Dans le calendrier républicain mis en place au moment de la Révolution française et adopté entre 1792 et 1806 (ainsi que, plus tard, durant la Commune de Paris), Germinal est le mois du renouveau.

Situé entre le 21 mars et le 19 avril, il correspond à l'arrivée du printemps, période de germination, de retour en force de la nature. Après Ventôse et ses vents glacés, et avant Floréal, le temps des fleurs, il symbolise au mieux ce cycle immuable de la nature, qui s'impose à l'homme, en même temps qu'il organise sa vie. Dans la France rurale d'alors, il est aussi le temps de l'espoir, du développement visible des germes, des grains de céréales qui, quelques mois plus tard, seront récoltés.

Germinal. C'est ce nom qu’Émile Zola a donné, en 1885, à l'un de ses romans dédié à la classe ouvrière. Un titre qui est, confie l'auteur, comme « un coup de soleil qui éclaire toute l’œuvre ». Il sera aussi, pour lui, le point de départ d'une métaphore qu'il va filer tout au long de l'ouvrage et qui a pour principal point d'appui le développement des champs de blé.
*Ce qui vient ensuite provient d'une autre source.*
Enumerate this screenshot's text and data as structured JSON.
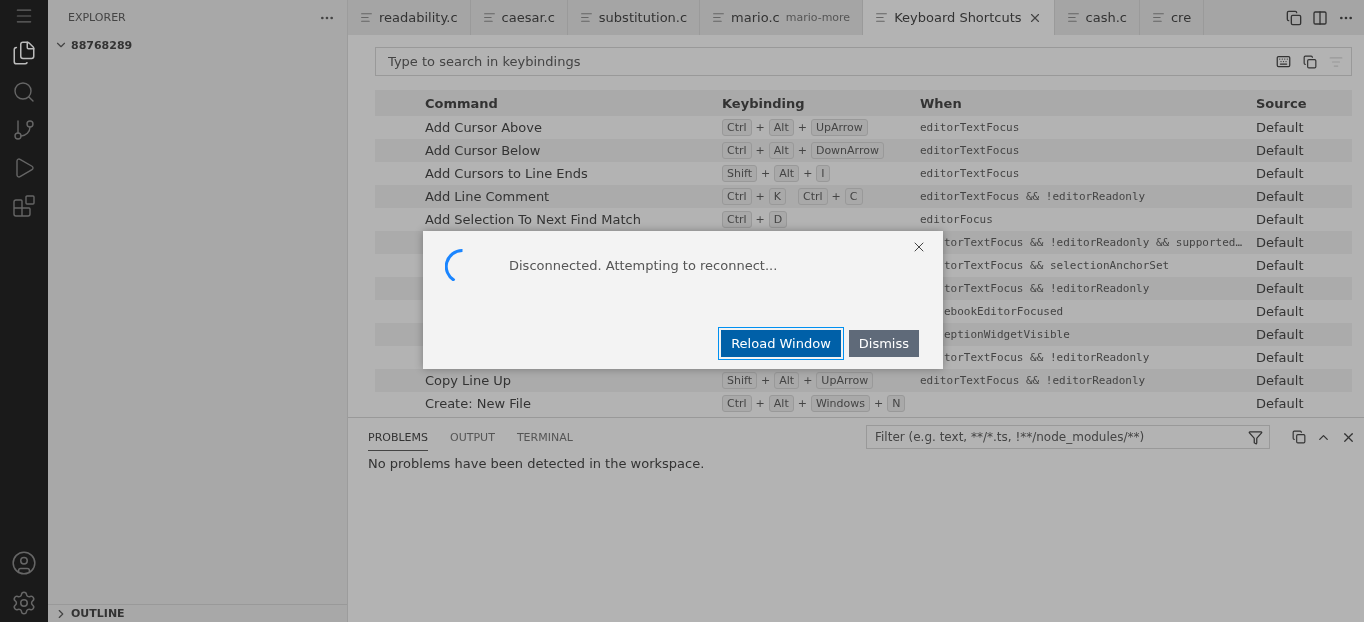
{
  "sidebar": {
    "title": "EXPLORER",
    "folder": {
      "label": "88768289",
      "expanded": true
    },
    "outline": {
      "label": "OUTLINE",
      "expanded": false
    }
  },
  "tabs": [
    {
      "label": "readability.c",
      "selected": false
    },
    {
      "label": "caesar.c",
      "selected": false
    },
    {
      "label": "substitution.c",
      "selected": false
    },
    {
      "label": "mario.c",
      "description": "mario-more",
      "selected": false
    },
    {
      "label": "Keyboard Shortcuts",
      "selected": true
    },
    {
      "label": "cash.c",
      "selected": false
    },
    {
      "label": "cre",
      "selected": false
    }
  ],
  "search": {
    "placeholder": "Type to search in keybindings"
  },
  "table": {
    "columns": [
      "Command",
      "Keybinding",
      "When",
      "Source"
    ],
    "rows": [
      {
        "command": "Add Cursor Above",
        "keys": [
          [
            "Ctrl",
            "+",
            "Alt",
            "+",
            "UpArrow"
          ]
        ],
        "when": "editorTextFocus",
        "source": "Default"
      },
      {
        "command": "Add Cursor Below",
        "keys": [
          [
            "Ctrl",
            "+",
            "Alt",
            "+",
            "DownArrow"
          ]
        ],
        "when": "editorTextFocus",
        "source": "Default"
      },
      {
        "command": "Add Cursors to Line Ends",
        "keys": [
          [
            "Shift",
            "+",
            "Alt",
            "+",
            "I"
          ]
        ],
        "when": "editorTextFocus",
        "source": "Default"
      },
      {
        "command": "Add Line Comment",
        "keys": [
          [
            "Ctrl",
            "+",
            "K"
          ],
          [
            "Ctrl",
            "+",
            "C"
          ]
        ],
        "when": "editorTextFocus && !editorReadonly",
        "source": "Default"
      },
      {
        "command": "Add Selection To Next Find Match",
        "keys": [
          [
            "Ctrl",
            "+",
            "D"
          ]
        ],
        "when": "editorFocus",
        "source": "Default"
      },
      {
        "when": "torTextFocus && !editorReadonly && supported…",
        "source": "Default"
      },
      {
        "when": "torTextFocus && selectionAnchorSet",
        "source": "Default"
      },
      {
        "when": "torTextFocus && !editorReadonly",
        "source": "Default"
      },
      {
        "when": "ebookEditorFocused",
        "source": "Default"
      },
      {
        "when": "eptionWidgetVisible",
        "source": "Default"
      },
      {
        "when": "torTextFocus && !editorReadonly",
        "source": "Default"
      },
      {
        "command": "Copy Line Up",
        "keys": [
          [
            "Shift",
            "+",
            "Alt",
            "+",
            "UpArrow"
          ]
        ],
        "when": "editorTextFocus && !editorReadonly",
        "source": "Default"
      },
      {
        "command": "Create: New File",
        "keys": [
          [
            "Ctrl",
            "+",
            "Alt",
            "+",
            "Windows",
            "+",
            "N"
          ]
        ],
        "source": "Default"
      }
    ]
  },
  "dialog": {
    "message": "Disconnected. Attempting to reconnect...",
    "buttons": [
      {
        "label": "Reload Window",
        "kind": "primary"
      },
      {
        "label": "Dismiss",
        "kind": "secondary"
      }
    ]
  },
  "panel": {
    "tabs": [
      {
        "label": "PROBLEMS",
        "selected": true
      },
      {
        "label": "OUTPUT",
        "selected": false
      },
      {
        "label": "TERMINAL",
        "selected": false
      }
    ],
    "filter": {
      "placeholder": "Filter (e.g. text, **/*.ts, !**/node_modules/**)"
    },
    "message": "No problems have been detected in the workspace."
  }
}
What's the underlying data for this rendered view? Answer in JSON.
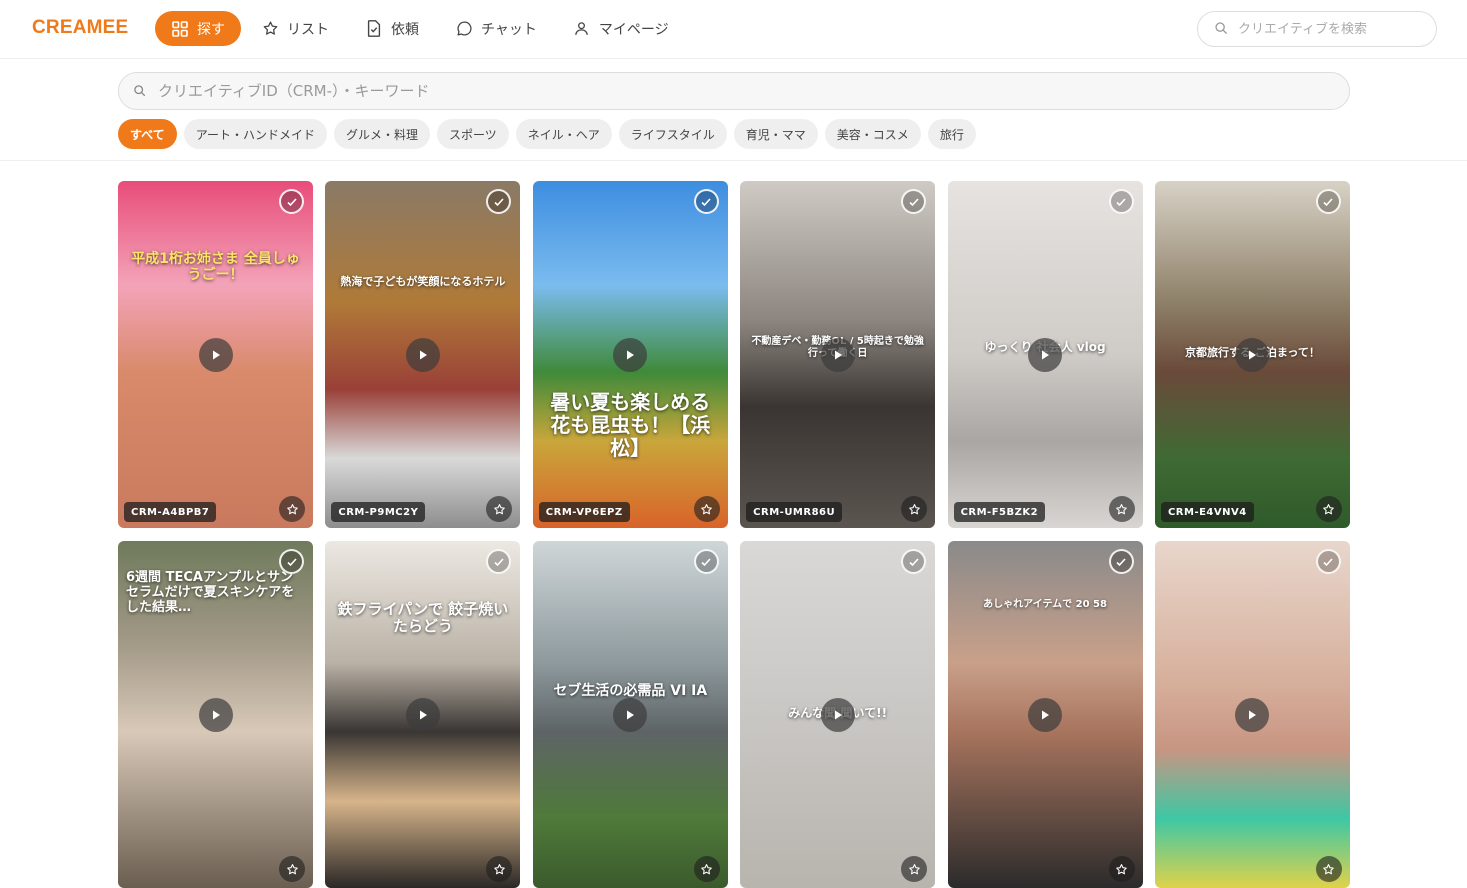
{
  "app": {
    "logo": "CREAMEE"
  },
  "nav": [
    {
      "label": "探す",
      "icon": "grid-icon",
      "active": true
    },
    {
      "label": "リスト",
      "icon": "star-icon",
      "active": false
    },
    {
      "label": "依頼",
      "icon": "document-check-icon",
      "active": false
    },
    {
      "label": "チャット",
      "icon": "chat-bubble-icon",
      "active": false
    },
    {
      "label": "マイページ",
      "icon": "user-icon",
      "active": false
    }
  ],
  "top_search": {
    "placeholder": "クリエイティブを検索"
  },
  "main_search": {
    "placeholder": "クリエイティブID（CRM-）・キーワード"
  },
  "categories": [
    "すべて",
    "アート・ハンドメイド",
    "グルメ・料理",
    "スポーツ",
    "ネイル・ヘア",
    "ライフスタイル",
    "育児・ママ",
    "美容・コスメ",
    "旅行"
  ],
  "active_category": "すべて",
  "colors": {
    "accent": "#f07a1a"
  },
  "cards": [
    {
      "id": "CRM-A4BPB7",
      "caption": "平成1桁お姉さま 全員しゅうごー！"
    },
    {
      "id": "CRM-P9MC2Y",
      "caption": "熱海で子どもが笑顔になるホテル"
    },
    {
      "id": "CRM-VP6EPZ",
      "caption": "暑い夏も楽しめる 花も昆虫も！【浜松】"
    },
    {
      "id": "CRM-UMR86U",
      "caption": "不動産デベ・勤務OL / 5時起きで勉強 行って働く日"
    },
    {
      "id": "CRM-F5BZK2",
      "caption": "ゆっくり 社会人 vlog"
    },
    {
      "id": "CRM-E4VNV4",
      "caption": "京都旅行する ご泊まって！"
    },
    {
      "id": "",
      "caption": "6週間 TECAアンプルとサンセラムだけで夏スキンケアをした結果…"
    },
    {
      "id": "",
      "caption": "鉄フライパンで 餃子焼いたらどう"
    },
    {
      "id": "",
      "caption": "セブ生活の必需品 VI IA"
    },
    {
      "id": "",
      "caption": "みんな聞 聞いて!!"
    },
    {
      "id": "",
      "caption": "あしゃれアイテムで 20 58"
    },
    {
      "id": "",
      "caption": ""
    }
  ]
}
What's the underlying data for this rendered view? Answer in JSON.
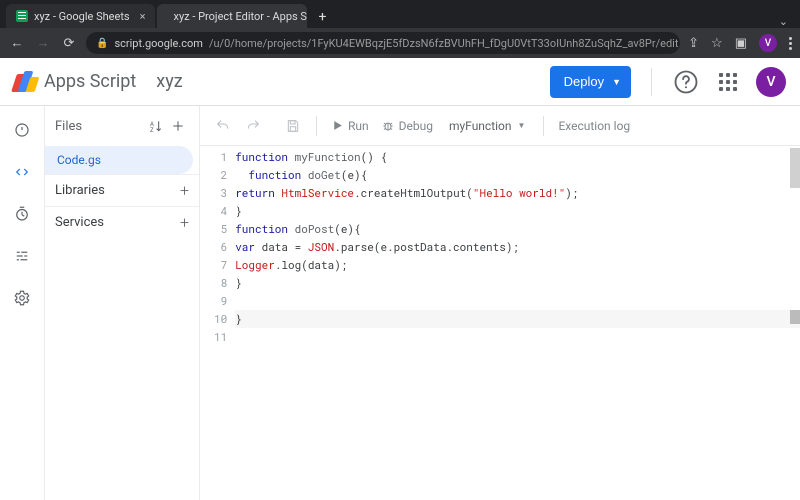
{
  "chrome": {
    "tabs": [
      {
        "title": "xyz - Google Sheets",
        "active": false
      },
      {
        "title": "xyz - Project Editor - Apps Sc",
        "active": true
      }
    ],
    "url_host": "script.google.com",
    "url_path": "/u/0/home/projects/1FyKU4EWBqzjE5fDzsN6fzBVUhFH_fDgU0VtT33oIUnh8ZuSqhZ_av8Pr/edit",
    "avatar_initial": "V"
  },
  "header": {
    "brand": "Apps Script",
    "project_name": "xyz",
    "deploy_label": "Deploy",
    "avatar_initial": "V"
  },
  "rail": {
    "items": [
      "overview",
      "editor",
      "triggers",
      "executions",
      "settings"
    ],
    "active": "editor"
  },
  "file_panel": {
    "title": "Files",
    "files": [
      {
        "name": "Code.gs",
        "active": true
      }
    ],
    "sections": [
      {
        "label": "Libraries"
      },
      {
        "label": "Services"
      }
    ]
  },
  "editor_toolbar": {
    "run_label": "Run",
    "debug_label": "Debug",
    "function_selected": "myFunction",
    "exec_log_label": "Execution log"
  },
  "code": {
    "last_line_no": 11,
    "current_line": 10,
    "lines": [
      [
        {
          "t": "function ",
          "c": "kw"
        },
        {
          "t": "myFunction",
          "c": "fn"
        },
        {
          "t": "() {",
          "c": "punc"
        }
      ],
      [
        {
          "t": "  ",
          "c": ""
        },
        {
          "t": "function ",
          "c": "kw"
        },
        {
          "t": "doGet",
          "c": "fn"
        },
        {
          "t": "(e){",
          "c": "punc"
        }
      ],
      [
        {
          "t": "return ",
          "c": "kw"
        },
        {
          "t": "HtmlService",
          "c": "type"
        },
        {
          "t": ".createHtmlOutput(",
          "c": "punc"
        },
        {
          "t": "\"Hello world!\"",
          "c": "str"
        },
        {
          "t": ");",
          "c": "punc"
        }
      ],
      [
        {
          "t": "}",
          "c": "punc"
        }
      ],
      [
        {
          "t": "function ",
          "c": "kw"
        },
        {
          "t": "doPost",
          "c": "fn"
        },
        {
          "t": "(e){",
          "c": "punc"
        }
      ],
      [
        {
          "t": "var ",
          "c": "kw"
        },
        {
          "t": "data = ",
          "c": "punc"
        },
        {
          "t": "JSON",
          "c": "type"
        },
        {
          "t": ".parse(e.postData.contents);",
          "c": "punc"
        }
      ],
      [
        {
          "t": "Logger",
          "c": "type"
        },
        {
          "t": ".log(data);",
          "c": "punc"
        }
      ],
      [
        {
          "t": "}",
          "c": "punc"
        }
      ],
      [],
      [
        {
          "t": "}",
          "c": "punc"
        }
      ],
      []
    ]
  }
}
Au sein de la vaste fresque des Rougon-Macquart, Germinal est avant tout l'histoire d'une prise de conscience. Celle des mineurs du Nord, d'une société souterraine opprimée dont l'écrivain décrit le quotidien de misère. Sous l'impulsion d'Etienne Lantier, le personnage principal qui arrive dans les sombres plaines du Nord pour chercher un emploi, les travailleurs vont comprendre qu'ils ont la possibilité d'influer sur leur destin personnel à travers une lutte émancipatrice. La grève menée dans ce roman sera un échec. Mais pour l'auteur, le germe du refus de leur condition sera désormais ancré dans l'esprit des mineurs, et rien ne pourra désormais arrêter le vent du changement libérateur que l'Histoire attend.

Pour décrire cette société qui apparaît comme un rouleau compresseur, ces hommes pleins de vigueur appelés à mener le combat, Émile Zola convoque la nature en éveil, et plus particulièrement les champs de blé naissants. C'est à travers eux qu'il décrit ce mouvement irréversible, bouillonnant, en montrant toute la force du cycle végétatif. Les mineurs et les végétaux ne font plus qu'un, et doivent sortir de terre pour vivre leur épanouissement : « A présent, le mineur s’éveillait au fond, germait dans la terre ainsi qu’une vraie graine ; et l’on verrait un matin ce qu’il pousserait au beau milieu des champs : oui, il pousserait des hommes, une armée d’hommes qui rétabliraient la justice. »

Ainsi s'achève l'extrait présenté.